Si l’on pose la question : quel est le deuil le plus difficile selon vous ?
Une très grande majorité répondra le décès d’un enfant.

En effet, le décès d’un enfant est souvent considéré comme l’une des expériences les plus dévastatrices de la vie. La perte d’un enfant, qu’importe son âge et les modalités du décès, bouleverse tout l’environnement familial.
Les paranges (parents ayant perdu un enfant, maintenant parents d’un petit ange) décrivent cette douleur comme intense et durable. La mort d’un enfant contredit l’ordre naturel des choses. Nous nous attendons à voir grandir les enfants, que les parents et adultes plus âgés partent avant eux.
En plus des impacts émotionnels et physiques traditionnels du deuil, le décès d’un enfant engendre :
- des sentiments d’injustice : pourquoi moi, pourquoi nous, pourquoi lui, pourquoi elle…
- un vide monumental au quotidien, d’autant plus lorsque l’enfant n’était pas encore adulte,
- de la culpabilité selon les circonstances de la mort
- une perte de sens et d’identité : qui / que vais-je devenir sans mon enfant ?
Les recherches en psychologie montrent que le deuil parental affecte toutes les dimensions de la vie (santé mentale et physique, relations personnelles, fonctionnement au quotidien).
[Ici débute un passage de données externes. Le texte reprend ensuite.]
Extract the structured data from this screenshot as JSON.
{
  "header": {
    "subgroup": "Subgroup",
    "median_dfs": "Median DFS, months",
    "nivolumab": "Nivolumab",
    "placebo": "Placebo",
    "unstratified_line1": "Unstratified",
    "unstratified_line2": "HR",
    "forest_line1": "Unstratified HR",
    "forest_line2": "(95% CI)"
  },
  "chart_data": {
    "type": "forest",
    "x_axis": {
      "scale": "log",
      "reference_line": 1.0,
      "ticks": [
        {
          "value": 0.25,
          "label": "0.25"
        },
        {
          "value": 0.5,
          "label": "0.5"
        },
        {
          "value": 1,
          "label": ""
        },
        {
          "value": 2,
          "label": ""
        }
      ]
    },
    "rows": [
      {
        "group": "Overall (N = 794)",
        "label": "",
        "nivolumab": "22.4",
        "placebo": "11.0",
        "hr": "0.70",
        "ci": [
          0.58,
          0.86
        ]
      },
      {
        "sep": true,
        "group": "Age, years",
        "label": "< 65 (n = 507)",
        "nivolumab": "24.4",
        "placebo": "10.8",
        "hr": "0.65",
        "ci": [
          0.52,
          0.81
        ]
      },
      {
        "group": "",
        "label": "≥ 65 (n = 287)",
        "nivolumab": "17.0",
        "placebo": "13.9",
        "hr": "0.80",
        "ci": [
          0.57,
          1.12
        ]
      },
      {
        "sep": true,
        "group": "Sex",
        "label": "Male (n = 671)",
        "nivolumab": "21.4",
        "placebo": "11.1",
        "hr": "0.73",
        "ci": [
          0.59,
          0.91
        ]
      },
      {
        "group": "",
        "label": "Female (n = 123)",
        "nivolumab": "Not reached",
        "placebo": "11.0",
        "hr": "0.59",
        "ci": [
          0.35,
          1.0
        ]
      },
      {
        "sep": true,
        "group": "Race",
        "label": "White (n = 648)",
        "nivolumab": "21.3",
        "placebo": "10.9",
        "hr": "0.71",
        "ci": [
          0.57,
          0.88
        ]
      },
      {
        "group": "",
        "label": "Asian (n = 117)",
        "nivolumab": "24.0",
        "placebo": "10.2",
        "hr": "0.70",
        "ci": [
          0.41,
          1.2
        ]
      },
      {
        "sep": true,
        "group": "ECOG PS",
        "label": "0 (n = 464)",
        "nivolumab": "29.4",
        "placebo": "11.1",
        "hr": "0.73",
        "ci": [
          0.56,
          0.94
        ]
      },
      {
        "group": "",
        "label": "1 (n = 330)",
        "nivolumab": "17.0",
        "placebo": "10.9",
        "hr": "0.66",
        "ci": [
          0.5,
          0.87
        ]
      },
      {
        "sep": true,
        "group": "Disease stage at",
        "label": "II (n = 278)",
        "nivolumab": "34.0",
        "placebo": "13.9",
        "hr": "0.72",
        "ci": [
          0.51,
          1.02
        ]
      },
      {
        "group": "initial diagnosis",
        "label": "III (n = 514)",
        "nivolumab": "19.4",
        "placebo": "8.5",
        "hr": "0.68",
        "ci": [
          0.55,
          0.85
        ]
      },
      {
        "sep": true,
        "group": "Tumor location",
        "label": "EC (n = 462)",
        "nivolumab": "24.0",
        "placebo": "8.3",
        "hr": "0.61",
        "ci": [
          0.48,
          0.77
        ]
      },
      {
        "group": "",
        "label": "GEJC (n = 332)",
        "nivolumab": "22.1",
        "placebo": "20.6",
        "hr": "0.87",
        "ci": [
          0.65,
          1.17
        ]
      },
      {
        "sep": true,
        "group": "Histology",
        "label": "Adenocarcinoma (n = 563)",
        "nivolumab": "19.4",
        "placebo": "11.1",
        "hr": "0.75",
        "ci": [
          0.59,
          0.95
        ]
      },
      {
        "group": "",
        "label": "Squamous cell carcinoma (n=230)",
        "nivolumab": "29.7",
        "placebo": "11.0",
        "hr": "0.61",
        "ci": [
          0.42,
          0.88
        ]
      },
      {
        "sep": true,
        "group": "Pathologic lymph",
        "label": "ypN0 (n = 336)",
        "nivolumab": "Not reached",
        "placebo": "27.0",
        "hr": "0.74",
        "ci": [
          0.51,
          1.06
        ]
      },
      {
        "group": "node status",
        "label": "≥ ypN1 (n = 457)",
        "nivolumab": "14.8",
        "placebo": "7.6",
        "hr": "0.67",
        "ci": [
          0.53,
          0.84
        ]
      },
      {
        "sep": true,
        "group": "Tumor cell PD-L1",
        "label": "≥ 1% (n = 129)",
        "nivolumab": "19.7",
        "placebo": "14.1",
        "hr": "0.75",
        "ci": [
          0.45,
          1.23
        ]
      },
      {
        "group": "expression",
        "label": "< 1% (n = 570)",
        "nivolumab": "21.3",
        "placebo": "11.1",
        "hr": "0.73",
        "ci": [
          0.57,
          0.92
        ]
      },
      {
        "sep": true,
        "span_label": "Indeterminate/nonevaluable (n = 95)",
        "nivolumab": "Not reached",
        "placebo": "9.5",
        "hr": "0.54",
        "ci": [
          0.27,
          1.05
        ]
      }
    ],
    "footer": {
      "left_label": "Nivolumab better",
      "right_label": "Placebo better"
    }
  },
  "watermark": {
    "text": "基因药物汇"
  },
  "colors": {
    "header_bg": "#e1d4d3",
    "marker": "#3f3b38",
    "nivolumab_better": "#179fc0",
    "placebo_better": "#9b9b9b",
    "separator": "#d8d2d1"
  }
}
Selon la situation, la personnalité et les ressources à disposition, certains parents peuvent éprouver une dépression, des troubles anxieux, voire des pensées suicidaires.
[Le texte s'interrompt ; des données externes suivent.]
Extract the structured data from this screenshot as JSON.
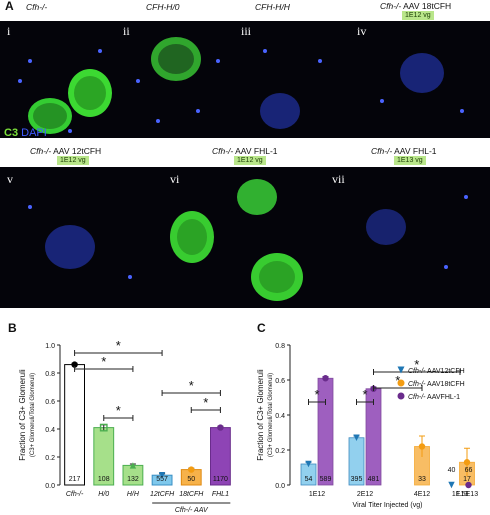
{
  "figure_label": "A",
  "panels_top": [
    {
      "roman": "i",
      "strain": "Cfh-/-",
      "dose": ""
    },
    {
      "roman": "ii",
      "strain": "CFH-H/0",
      "dose": ""
    },
    {
      "roman": "iii",
      "strain": "CFH-H/H",
      "dose": ""
    },
    {
      "roman": "iv",
      "strain_italic": "Cfh-/-",
      "strain_rest": " AAV 18tCFH",
      "dose": "1E12 vg"
    }
  ],
  "panels_bottom": [
    {
      "roman": "v",
      "strain_italic": "Cfh-/-",
      "strain_rest": " AAV 12tCFH",
      "dose": "1E12 vg"
    },
    {
      "roman": "vi",
      "strain_italic": "Cfh-/-",
      "strain_rest": " AAV FHL-1",
      "dose": "1E12 vg"
    },
    {
      "roman": "vii",
      "strain_italic": "Cfh-/-",
      "strain_rest": " AAV FHL-1",
      "dose": "1E13 vg"
    }
  ],
  "stain_legend": {
    "c3": "C3",
    "dapi": "DAPI",
    "c3_color": "#7be03a",
    "dapi_color": "#3f5bff"
  },
  "colors": {
    "white": "#ffffff",
    "green": "#a6e08a",
    "lightblue": "#7fc8ec",
    "orange": "#f7b24a",
    "purple": "#8e44b5",
    "c3": "#7be03a",
    "dapi": "#3f5bff"
  },
  "chart_data": [
    {
      "panel": "B",
      "type": "bar",
      "ylabel": "Fraction of C3+ Glomeruli",
      "ylabel_sub": "(C3+ Glomeruli/Total Glomeruli)",
      "ylim": [
        0,
        1.0
      ],
      "yticks": [
        "0.0",
        "0.2",
        "0.4",
        "0.6",
        "0.8",
        "1.0"
      ],
      "categories": [
        "Cfh-/-",
        "H/0",
        "H/H",
        "12tCFH",
        "18tCFH",
        "FHL1"
      ],
      "values": [
        0.86,
        0.41,
        0.14,
        0.07,
        0.11,
        0.41
      ],
      "errors": [
        0.01,
        0.02,
        0.01,
        0.01,
        0.01,
        0.01
      ],
      "counts": [
        "217",
        "108",
        "132",
        "557",
        "50",
        "1170"
      ],
      "bar_colors": [
        "#ffffff",
        "#a6e08a",
        "#a6e08a",
        "#7fc8ec",
        "#f7b24a",
        "#8e44b5"
      ],
      "edge_colors": [
        "#000000",
        "#4caf50",
        "#4caf50",
        "#3a8fc4",
        "#e08a10",
        "#6a2c8c"
      ],
      "markers": [
        "circle",
        "square",
        "triangle-up",
        "triangle-down",
        "circle",
        "circle"
      ],
      "marker_colors": [
        "#000000",
        "#4caf50",
        "#4caf50",
        "#1f77b4",
        "#f39c12",
        "#6a2c8c"
      ],
      "group_label": "Cfh-/- AAV",
      "sig_stars": "*"
    },
    {
      "panel": "C",
      "type": "bar",
      "xlabel": "Viral Titer Injected (vg)",
      "ylabel": "Fraction of C3+ Glomeruli",
      "ylabel_sub": "(C3+ Glomeruli/Total Glomeruli)",
      "ylim": [
        0,
        0.8
      ],
      "yticks": [
        "0.0",
        "0.2",
        "0.4",
        "0.6",
        "0.8"
      ],
      "groups": [
        "1E12",
        "2E12",
        "4E12",
        "1E13",
        "1.5E13"
      ],
      "series": [
        {
          "name": "Cfh-/- AAV12tCFH",
          "name_italic": "Cfh-/-",
          "name_rest": " AAV12tCFH",
          "color": "#7fc8ec",
          "marker": "triangle-down",
          "marker_color": "#1f77b4",
          "points": [
            {
              "group": "1E12",
              "value": 0.12,
              "err": 0.01,
              "n": "54"
            },
            {
              "group": "2E12",
              "value": 0.27,
              "err": 0.01,
              "n": "395"
            },
            {
              "group": "1E13",
              "value": 0.0,
              "err": 0.0,
              "n": "40"
            }
          ]
        },
        {
          "name": "Cfh-/- AAV18tCFH",
          "name_italic": "Cfh-/-",
          "name_rest": " AAV18tCFH",
          "color": "#f7b24a",
          "marker": "circle",
          "marker_color": "#f39c12",
          "points": [
            {
              "group": "4E12",
              "value": 0.22,
              "err": 0.06,
              "n": "33"
            },
            {
              "group": "1.5E13",
              "value": 0.13,
              "err": 0.08,
              "n": "17"
            }
          ]
        },
        {
          "name": "Cfh-/- AAVFHL-1",
          "name_italic": "Cfh-/-",
          "name_rest": " AAVFHL-1",
          "color": "#8e44b5",
          "marker": "circle",
          "marker_color": "#6a2c8c",
          "points": [
            {
              "group": "1E12",
              "value": 0.61,
              "err": 0.01,
              "n": "589"
            },
            {
              "group": "2E12",
              "value": 0.55,
              "err": 0.01,
              "n": "481"
            },
            {
              "group": "1E13",
              "value": 0.0,
              "err": 0.0,
              "n": "66"
            }
          ]
        }
      ],
      "sig_stars": "*"
    }
  ]
}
Oui, le deuil d’un enfant est différent des autres deuils :
- Le lien d’attachement entre un parent et son enfant est unique,
- Ce lien se forge dès la conception de l’enfant,
- L’arrivée et la naissance d’un enfant transforme positivement la vie des parents dans toutes les sphères du quotidien, son décès transforme leur vie négativement…
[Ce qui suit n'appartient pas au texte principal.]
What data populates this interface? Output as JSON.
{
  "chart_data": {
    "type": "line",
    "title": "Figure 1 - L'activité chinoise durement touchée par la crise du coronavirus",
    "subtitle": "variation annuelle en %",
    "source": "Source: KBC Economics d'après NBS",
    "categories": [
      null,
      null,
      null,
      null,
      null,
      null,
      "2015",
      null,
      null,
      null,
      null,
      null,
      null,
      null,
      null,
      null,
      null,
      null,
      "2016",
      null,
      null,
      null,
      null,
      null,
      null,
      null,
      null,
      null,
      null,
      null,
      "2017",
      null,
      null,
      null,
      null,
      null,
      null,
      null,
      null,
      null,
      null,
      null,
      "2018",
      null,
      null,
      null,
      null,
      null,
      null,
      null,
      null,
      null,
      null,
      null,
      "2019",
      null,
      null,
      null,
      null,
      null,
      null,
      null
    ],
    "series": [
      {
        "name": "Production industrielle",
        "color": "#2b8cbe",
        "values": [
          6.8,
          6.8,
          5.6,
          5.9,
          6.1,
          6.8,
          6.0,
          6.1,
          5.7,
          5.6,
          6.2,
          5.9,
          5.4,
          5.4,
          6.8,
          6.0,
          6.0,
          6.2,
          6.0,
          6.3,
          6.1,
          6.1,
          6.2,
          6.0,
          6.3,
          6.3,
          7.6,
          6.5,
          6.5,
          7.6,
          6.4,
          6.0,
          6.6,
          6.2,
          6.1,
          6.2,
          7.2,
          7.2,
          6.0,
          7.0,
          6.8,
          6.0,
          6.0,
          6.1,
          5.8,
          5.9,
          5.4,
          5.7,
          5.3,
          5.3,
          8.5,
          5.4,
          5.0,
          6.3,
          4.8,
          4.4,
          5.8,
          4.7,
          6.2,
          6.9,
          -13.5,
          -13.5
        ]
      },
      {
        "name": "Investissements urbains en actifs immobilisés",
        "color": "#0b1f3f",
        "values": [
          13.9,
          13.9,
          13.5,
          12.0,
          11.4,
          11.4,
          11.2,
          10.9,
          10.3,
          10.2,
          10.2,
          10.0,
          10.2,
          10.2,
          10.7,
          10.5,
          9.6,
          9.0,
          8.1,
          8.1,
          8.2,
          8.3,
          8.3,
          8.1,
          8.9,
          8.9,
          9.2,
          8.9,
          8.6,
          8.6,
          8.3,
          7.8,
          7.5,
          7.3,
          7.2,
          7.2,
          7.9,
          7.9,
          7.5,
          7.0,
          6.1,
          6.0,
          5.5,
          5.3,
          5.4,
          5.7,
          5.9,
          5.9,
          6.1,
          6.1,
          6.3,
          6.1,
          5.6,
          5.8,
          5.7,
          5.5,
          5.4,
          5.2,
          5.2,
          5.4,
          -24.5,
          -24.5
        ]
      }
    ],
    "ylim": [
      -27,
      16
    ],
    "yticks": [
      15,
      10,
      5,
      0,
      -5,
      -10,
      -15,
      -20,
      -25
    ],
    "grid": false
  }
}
Pour autant, il est important de rappeler, une fois de plus, que :
- chaque deuil est personnel,
- l’impact de la perte varie d’un individu à l’autre selon sa résilience personnelle,
- certains facteurs peuvent être aidants : soutien sociale, croyances religieuses ou spirituelles…
Bien que le décès d’un enfant soit généralement considéré comme une des épreuves les plus douloureuses, il est possible de se reconstruire, il est possible de sourire à nouveau à la vie et célébrer sa beauté, sa fragilité, il est possible de transformer le lien d’attachement à ce petit ange décédé en lui faisant une nouvelle place dans notre cœur et notre quotidien.
Ce chemin, Astrid l’a parcouru après le décès de leur petit Louis et elle nous en fait part dans l’épisode n°66 sur Holi&Thanato.
Faire Face à la Perte de son Enfant dans un Accident Domestique

Comme nous l’avons dit, perdre un enfant n’est pas dans l’ordre des choses, cela nous semble impossible et inconcevable… Pour Astrid Houssin et sa famille, cette tragédie est devenue une réalité lorsque la maison a pris feu et que Louis a perdu la vie dans cet incendie domestique.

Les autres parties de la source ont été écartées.